About the Climate Adaptation Science Program

Purpose

The Climate Adaptation Science specialization prepares trainees for research-based careers that integrate science, management, and policy to understand and adapt to a changing climate. 

Program Description

The Climate Adaptation Science program closely integrates research, work-place experience, and scientific collaboration between scientists, policy-makers, federal, state, and local land and resource managers, and citizen stakeholders. The program emphasizes interdisciplinary research and includes training in informatics, modeling, communication, leadership, project management, risk assessment, decision-making, and interdisciplinary teamwork.

While trainees acquire primary expertise in their discipline from their departmental major degree fields, they can then acquire additional expertise across a full range of climate-adaptation-related disciplines by working with a team of their peers to solve user- and stakeholder-driven problems related to a changing climate.

Trainees will complete a 9-credit degree specialization that includes both classroom and experiential elements. The required courses are an Introduction to Climate Adaptation Sciences seminar, an Interdisciplinary Research Colloquium course, two additional Studio courses, and a seminar course on Environmental Risks and Decision Making. Trainees may also choose to complete an internship with a government, industry, or NGO partner during this time. Please note that the specific course requirements have changed for students entering the program in Fall 2025 or later. Details are given in the Program Timeline. For details pertaining to the course requirements prior to Fall 2025, please use this link

Please note, at this time, only Utah State University graduate students in participating programs are eligible for this degree specialization program.

Internships (optional)
CAS students can complete a mentored internship with a government agency, NGO, or industry partner organization. Through these internships, trainees should aim to learn about the culture, opportunities, constraints, and science needs of the many workplaces in which climate adaptation science is created and used.
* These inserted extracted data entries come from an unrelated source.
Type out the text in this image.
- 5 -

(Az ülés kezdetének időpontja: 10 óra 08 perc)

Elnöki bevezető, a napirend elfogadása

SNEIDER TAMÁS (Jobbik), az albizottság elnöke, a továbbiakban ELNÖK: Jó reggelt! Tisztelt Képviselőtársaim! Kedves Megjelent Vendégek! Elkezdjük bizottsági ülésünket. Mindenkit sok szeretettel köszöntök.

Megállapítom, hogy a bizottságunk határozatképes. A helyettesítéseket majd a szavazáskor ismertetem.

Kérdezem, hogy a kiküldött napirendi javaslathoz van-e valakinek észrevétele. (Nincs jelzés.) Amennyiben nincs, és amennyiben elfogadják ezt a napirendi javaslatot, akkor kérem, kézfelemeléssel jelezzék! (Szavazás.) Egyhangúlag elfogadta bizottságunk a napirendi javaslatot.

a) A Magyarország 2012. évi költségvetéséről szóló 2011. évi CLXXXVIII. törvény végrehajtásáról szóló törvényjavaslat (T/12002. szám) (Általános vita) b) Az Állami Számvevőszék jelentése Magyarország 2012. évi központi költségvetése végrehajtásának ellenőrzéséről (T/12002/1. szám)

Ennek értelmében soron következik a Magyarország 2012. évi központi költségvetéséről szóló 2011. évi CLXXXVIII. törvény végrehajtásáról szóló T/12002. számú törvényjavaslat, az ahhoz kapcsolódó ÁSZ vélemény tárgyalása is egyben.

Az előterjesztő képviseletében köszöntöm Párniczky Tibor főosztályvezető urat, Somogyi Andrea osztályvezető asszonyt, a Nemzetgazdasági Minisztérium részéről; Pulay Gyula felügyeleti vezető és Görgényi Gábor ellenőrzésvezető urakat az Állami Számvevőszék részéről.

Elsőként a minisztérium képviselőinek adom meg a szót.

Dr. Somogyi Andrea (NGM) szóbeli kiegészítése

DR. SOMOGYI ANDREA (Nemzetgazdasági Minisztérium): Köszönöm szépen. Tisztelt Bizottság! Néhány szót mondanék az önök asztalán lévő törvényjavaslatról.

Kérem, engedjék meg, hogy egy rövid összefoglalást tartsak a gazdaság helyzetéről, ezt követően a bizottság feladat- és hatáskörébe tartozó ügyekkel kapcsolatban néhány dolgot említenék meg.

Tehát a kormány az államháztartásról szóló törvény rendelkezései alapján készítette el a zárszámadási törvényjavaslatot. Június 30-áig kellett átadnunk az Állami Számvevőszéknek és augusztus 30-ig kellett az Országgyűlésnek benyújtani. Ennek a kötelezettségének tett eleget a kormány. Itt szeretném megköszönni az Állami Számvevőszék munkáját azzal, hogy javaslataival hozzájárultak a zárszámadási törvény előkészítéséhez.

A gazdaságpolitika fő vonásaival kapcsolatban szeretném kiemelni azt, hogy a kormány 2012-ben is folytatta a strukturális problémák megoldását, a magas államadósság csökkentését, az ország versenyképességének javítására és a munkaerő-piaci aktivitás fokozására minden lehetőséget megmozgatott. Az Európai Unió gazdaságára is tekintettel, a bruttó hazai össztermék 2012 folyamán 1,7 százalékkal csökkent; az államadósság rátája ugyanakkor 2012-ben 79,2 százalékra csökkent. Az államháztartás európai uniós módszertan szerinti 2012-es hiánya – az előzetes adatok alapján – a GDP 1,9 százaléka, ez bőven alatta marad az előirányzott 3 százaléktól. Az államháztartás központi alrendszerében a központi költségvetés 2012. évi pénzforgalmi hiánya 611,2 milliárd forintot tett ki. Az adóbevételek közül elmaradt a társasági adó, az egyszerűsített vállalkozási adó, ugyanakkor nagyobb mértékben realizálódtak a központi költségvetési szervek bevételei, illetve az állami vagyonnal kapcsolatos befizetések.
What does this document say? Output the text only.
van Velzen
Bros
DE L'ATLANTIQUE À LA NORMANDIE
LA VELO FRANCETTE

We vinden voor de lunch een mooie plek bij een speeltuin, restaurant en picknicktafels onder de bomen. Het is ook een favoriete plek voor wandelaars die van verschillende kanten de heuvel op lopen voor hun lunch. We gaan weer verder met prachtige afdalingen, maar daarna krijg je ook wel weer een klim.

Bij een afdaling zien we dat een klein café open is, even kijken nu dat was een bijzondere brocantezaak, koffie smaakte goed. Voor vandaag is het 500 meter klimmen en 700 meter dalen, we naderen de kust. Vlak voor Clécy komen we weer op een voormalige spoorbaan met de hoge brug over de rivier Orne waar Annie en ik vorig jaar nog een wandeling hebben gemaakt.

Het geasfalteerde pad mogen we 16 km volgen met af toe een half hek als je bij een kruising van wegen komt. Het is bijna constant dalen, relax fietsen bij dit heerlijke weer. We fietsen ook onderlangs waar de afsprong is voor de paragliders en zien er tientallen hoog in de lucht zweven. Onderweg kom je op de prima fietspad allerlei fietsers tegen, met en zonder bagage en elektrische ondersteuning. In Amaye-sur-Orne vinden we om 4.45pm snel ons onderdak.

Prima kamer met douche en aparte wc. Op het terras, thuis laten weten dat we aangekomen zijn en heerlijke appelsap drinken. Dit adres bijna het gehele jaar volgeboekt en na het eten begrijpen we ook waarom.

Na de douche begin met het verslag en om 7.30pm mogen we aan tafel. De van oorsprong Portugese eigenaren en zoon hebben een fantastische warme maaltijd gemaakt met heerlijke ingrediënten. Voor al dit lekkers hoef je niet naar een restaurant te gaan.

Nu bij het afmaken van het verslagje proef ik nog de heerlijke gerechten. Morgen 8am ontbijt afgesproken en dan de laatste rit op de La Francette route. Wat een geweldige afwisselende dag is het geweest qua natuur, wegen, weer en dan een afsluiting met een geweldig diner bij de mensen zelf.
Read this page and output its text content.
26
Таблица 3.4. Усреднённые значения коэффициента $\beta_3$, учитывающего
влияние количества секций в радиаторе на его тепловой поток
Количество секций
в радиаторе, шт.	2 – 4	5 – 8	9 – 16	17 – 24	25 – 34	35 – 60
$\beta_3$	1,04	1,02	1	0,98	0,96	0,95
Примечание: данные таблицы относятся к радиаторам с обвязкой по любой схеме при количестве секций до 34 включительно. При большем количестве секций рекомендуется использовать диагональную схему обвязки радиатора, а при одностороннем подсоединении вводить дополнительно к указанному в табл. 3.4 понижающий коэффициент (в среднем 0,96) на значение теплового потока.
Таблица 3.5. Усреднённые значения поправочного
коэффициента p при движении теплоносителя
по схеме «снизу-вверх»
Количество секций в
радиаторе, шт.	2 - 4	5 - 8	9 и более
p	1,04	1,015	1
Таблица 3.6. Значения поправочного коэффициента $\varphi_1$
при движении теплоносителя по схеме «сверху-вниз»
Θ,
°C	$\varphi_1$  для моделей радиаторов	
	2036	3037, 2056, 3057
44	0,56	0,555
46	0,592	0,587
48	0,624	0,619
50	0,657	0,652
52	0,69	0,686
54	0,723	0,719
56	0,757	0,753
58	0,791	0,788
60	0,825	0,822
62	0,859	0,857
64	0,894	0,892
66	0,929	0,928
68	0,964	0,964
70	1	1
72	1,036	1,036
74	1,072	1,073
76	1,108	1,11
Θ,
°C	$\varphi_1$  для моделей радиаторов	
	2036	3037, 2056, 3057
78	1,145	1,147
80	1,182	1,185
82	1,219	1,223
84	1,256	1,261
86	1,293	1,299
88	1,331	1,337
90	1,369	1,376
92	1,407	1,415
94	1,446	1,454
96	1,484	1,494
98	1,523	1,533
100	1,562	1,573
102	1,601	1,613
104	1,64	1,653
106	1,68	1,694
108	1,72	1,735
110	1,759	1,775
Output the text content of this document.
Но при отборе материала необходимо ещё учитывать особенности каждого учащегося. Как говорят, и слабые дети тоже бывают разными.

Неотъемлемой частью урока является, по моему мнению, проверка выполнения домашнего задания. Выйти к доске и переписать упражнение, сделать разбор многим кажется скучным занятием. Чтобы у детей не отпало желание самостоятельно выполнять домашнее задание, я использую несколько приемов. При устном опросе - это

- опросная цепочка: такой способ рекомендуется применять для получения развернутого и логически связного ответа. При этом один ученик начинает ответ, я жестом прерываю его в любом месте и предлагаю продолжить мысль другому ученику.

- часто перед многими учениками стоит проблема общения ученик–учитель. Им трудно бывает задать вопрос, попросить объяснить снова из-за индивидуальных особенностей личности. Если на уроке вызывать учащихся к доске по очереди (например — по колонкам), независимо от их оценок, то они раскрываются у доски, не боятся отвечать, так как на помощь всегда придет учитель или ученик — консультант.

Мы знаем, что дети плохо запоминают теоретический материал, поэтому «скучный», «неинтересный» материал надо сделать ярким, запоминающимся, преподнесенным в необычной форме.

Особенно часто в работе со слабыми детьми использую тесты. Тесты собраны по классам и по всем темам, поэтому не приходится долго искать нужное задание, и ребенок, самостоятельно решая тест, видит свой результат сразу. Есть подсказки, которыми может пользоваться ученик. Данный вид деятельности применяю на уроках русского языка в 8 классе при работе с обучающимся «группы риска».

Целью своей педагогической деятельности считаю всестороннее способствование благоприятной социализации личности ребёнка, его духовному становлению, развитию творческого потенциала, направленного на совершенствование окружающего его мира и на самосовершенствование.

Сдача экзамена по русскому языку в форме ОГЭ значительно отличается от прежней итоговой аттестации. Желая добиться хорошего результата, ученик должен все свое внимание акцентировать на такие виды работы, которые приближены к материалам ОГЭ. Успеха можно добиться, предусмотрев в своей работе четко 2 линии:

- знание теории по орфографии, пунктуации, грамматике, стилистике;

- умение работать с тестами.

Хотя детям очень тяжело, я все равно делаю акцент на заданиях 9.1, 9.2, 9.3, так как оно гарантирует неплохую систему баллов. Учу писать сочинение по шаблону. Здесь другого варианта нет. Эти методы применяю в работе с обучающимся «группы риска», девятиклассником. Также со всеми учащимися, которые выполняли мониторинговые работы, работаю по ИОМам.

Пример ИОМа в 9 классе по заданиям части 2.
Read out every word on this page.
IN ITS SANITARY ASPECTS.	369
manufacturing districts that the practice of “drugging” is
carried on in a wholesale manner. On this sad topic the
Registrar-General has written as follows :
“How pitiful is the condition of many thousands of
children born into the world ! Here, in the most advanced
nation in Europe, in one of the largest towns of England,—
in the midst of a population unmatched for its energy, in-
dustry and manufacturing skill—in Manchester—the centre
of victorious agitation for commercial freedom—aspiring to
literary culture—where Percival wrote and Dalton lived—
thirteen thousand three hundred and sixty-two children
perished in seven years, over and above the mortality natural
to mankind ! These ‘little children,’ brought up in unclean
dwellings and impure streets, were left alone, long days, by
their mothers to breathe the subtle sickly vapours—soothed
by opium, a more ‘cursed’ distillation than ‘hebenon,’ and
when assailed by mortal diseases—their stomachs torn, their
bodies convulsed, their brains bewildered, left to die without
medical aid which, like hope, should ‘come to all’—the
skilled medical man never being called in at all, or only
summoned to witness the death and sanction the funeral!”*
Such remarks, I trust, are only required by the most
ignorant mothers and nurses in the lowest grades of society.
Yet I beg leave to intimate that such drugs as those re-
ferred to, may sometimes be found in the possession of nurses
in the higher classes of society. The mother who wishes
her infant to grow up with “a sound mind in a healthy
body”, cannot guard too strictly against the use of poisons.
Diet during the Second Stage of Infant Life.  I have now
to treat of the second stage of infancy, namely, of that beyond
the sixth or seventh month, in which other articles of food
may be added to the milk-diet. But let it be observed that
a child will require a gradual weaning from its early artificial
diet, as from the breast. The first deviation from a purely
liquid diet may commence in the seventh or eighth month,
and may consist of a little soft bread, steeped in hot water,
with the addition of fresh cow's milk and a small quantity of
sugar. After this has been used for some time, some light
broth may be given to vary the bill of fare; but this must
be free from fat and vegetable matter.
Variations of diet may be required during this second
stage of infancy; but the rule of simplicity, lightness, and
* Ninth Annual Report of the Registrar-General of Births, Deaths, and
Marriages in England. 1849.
For current CAS trainees seeking monetary support for their internship, please complete this form and email it to the CAS program coordinator (Lexi Turano).

Skills Acquired
  • Collaboration across Disciplinary and Workplace Boundaries
  • Teamwork, as a Leader and Follower
  • Project Management
  • Risk Assessment
  • Decision-making
  • Communication with Scientist and Non-scientist Audiences
  • Reproducible Science
  • Comprehensive Thinking about socio-environmental issues

Team Research
CAS trainees collaborate with their cohort to define and execute a research project that advances our understanding of climate adaptation science. Over the course of two years, interdisciplinary cohort teams define their research problems, develop plans to address those problems, write and present formal research proposals, and complete the research. That work results in a variety of outputs, including technical publications and presentations of new knowledge for scientific audiences, but also materials for other users of science, such as interactive webtools, community plans, informational brochures or reports, publications in popular media, and public conversations and briefings.